Farmers are the custodians of the countryside, according to former Farming Minister Sir James Paice.

The MP for South East Cambridgeshire was one of several speakers invited to Writtle College on Wednesday to give his view on the role of farming in helping to preserve our natural assets.

Sir James, who addressed a mixed audience of farmers, farming professionals and students of the college at the second Essex Agricultural Society conference, is in no doubt that farmers do care for the countryside, although he admits mistakes have been made in the past.

“We are the custodians of the countryside, The countryside we see today has been fashioned by farmers for literally thousands of years,” he said.

“What we need to understand is that without farming, the countryside would be in a much poorer state.”

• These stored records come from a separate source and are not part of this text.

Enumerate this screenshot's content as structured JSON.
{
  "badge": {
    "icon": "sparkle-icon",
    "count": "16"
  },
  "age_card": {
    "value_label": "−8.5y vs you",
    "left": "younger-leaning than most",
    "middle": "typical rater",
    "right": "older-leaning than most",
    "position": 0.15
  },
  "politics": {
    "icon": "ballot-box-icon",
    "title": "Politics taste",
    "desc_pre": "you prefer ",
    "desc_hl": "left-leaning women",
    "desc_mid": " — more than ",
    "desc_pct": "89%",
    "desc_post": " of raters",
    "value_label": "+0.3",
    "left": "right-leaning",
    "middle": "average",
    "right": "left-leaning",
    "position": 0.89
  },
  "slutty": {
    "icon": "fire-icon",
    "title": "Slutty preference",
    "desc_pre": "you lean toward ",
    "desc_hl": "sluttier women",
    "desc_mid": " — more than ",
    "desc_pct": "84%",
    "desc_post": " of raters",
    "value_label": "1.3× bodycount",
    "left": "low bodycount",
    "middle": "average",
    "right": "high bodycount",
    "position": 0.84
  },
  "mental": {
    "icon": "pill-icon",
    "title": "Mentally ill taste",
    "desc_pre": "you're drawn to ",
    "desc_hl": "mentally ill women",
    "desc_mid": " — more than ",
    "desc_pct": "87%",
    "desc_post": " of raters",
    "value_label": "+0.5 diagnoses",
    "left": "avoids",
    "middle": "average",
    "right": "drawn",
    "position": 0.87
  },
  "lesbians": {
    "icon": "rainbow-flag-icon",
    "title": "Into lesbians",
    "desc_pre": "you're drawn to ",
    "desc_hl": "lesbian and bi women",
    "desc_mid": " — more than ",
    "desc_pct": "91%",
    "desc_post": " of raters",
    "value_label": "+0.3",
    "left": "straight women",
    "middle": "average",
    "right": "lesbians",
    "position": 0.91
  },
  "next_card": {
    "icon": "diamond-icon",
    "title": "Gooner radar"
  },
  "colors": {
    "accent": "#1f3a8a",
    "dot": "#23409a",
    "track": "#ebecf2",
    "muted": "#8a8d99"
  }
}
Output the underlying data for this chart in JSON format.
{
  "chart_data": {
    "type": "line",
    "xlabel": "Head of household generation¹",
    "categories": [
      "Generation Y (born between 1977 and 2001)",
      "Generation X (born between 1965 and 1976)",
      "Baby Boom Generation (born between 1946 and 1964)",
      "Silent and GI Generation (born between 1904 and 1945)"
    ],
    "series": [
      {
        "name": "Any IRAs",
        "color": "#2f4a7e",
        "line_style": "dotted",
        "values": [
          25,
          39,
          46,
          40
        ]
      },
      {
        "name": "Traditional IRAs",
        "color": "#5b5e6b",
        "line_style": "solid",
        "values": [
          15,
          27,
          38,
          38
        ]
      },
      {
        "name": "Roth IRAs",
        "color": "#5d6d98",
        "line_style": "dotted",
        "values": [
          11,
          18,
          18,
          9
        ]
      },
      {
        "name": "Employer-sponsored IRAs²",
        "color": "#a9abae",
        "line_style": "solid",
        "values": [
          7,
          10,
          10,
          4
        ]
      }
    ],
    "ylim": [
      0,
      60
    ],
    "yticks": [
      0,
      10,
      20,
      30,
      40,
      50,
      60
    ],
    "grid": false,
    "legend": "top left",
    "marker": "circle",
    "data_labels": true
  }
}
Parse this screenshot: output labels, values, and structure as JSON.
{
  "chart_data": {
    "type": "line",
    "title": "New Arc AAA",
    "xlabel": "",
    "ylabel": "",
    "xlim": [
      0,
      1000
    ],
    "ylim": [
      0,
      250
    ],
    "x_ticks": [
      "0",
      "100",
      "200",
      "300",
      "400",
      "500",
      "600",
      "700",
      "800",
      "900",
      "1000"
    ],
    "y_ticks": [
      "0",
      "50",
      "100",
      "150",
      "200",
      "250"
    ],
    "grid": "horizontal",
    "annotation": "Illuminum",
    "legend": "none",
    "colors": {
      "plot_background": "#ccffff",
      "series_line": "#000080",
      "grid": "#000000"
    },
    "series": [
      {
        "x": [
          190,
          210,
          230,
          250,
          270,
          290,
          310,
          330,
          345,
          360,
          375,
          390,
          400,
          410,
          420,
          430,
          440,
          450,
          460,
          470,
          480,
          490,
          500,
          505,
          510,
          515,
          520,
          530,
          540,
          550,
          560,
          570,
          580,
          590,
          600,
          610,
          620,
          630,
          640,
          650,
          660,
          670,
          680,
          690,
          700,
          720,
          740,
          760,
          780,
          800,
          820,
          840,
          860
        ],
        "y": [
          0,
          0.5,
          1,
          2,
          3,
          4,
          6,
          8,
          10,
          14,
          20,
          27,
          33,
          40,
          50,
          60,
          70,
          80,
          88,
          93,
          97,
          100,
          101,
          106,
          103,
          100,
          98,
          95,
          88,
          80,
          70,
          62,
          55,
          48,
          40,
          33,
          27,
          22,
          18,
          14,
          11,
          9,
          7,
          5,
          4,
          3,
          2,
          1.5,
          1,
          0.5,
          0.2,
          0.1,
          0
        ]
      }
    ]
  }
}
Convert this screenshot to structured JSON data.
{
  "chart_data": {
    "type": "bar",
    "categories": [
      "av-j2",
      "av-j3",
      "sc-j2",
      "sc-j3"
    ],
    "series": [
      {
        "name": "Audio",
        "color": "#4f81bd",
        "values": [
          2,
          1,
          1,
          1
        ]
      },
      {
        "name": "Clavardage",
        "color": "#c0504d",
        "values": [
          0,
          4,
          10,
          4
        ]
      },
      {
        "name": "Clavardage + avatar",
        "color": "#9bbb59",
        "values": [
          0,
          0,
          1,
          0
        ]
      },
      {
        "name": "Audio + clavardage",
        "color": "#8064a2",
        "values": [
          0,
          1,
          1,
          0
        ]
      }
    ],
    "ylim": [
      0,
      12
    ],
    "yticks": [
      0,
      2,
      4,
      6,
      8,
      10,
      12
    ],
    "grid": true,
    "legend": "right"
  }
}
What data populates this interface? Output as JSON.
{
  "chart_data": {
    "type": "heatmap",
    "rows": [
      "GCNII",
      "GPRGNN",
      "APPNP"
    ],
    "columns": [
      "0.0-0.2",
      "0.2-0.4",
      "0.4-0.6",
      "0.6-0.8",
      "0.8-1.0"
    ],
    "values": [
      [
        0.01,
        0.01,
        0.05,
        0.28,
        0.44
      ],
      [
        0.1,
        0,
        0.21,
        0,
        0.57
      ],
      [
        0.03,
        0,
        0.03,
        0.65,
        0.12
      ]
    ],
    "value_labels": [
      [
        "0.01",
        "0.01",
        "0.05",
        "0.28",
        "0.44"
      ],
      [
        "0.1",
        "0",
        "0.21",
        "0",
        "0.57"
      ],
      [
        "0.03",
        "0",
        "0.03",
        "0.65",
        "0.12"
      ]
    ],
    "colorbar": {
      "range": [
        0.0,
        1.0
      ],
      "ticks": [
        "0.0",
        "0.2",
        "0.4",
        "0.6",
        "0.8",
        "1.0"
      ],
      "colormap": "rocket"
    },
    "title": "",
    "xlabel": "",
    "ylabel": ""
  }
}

If land was left derelict, it would then be up to the state to look after it, he reasoned, and this would be costlier than any farming subsidy.

There was a consensus among the speakers at the event that environmental measures brought in by farmers and monitored by them were many times more effective than simply leaving nature to its own devices. Simply abandoning the land could lead to weed infestation and the proliferation of plant and animal species which are not under threat and in some cases are invasive and problematic.

And Sir James was still pre-occupied with reform of the Common Agricultural Policy (CAP), having been at the forefront, until recently, of preparing for it. He believes that proposals to ‘cap the CAP’ by limiting what subsidy individual farms can receive could have profoundly negative consequences for the environment.

“I think it’s wrong,” he said.

“Most people will find a way round it. It will just lead to fragmentation of farm businesses and a lot of money to lawyers and it’s anti-competitive. It’s driving farmers in the wrong direction to break up.

“As far as what happens, I don’t know. Capping has appeared as a proposition in at least the last three rounds of CAP reform.

“This time I think it’s more likely to go through than before.”

Food waste was another issue which beset the industry, said Sir James.

“Food waste is a huge issue. It’s far worse in other parts of the world. It’s bad here in western society where for 60/70 years we have not really put a value on food. It’s got cheaper in relative terms and the shops are trying to get us to buy one, get one free,” he said.

“There’s no doubt at all a huge amount of food is being wasted.”

He said science should be used to help farmers to farm better - but it didn’t have to be at the expense of the environment.

“Just because you are farming one way doesn’t mean you can’t necessarily increase production if you are using science to help you do it.”

Efficiencies had been found across different parts of farming, including livestock, where milk production had increased dramatically, he said.

“I happen to be wholly in favour of science and GM and I think we should be using every tool at our disposal,” he added.

“I don’t think we necessarily need to destroy the countryside in the process.”

The countryside needed management, he said, and that was part of a farmer’s role.

“Effectively, with managed conservation land you could achieve more with 1% than 5% left derelict,” he said.

But he felt European policy was headed in the wrong direction on this issue. UK farmers had led the way in conservation, and this needed to be reflected in CAP reform proposals, he argued.

“I just hope that some common sense will break in,” he said. “We have done far more than most of the rest of Europe.”

But European Commissioner Dacian Ciolos needed to be “much more flexible” than he has been so far for that to be reflected in the policy that emerges, said Sir James.

St Osyth farmer Guy Smith explained the practical environmental measures he took on his farm, reputedly lying in the driest part of the country.

He stressed how important it was that measures should be managed by farmers to get best results. Conservation and production agendas are compatible, he believes, where they are executed intelligently.

There were conservationists who believed in the Wallasea Island model, where 4,000 acres of land used for food production since Tudor times was destroyed in the name of conservation and will never produce food again, he said, but argued for a different approach and a middle ground where land was protected from flooding and farmed, while at the same time, rare species were encouraged. Communicating with the public about what you were doing was also very important, he argued.

Farmers needed to get across that they were good conservationists and custodians of the countryside, he said.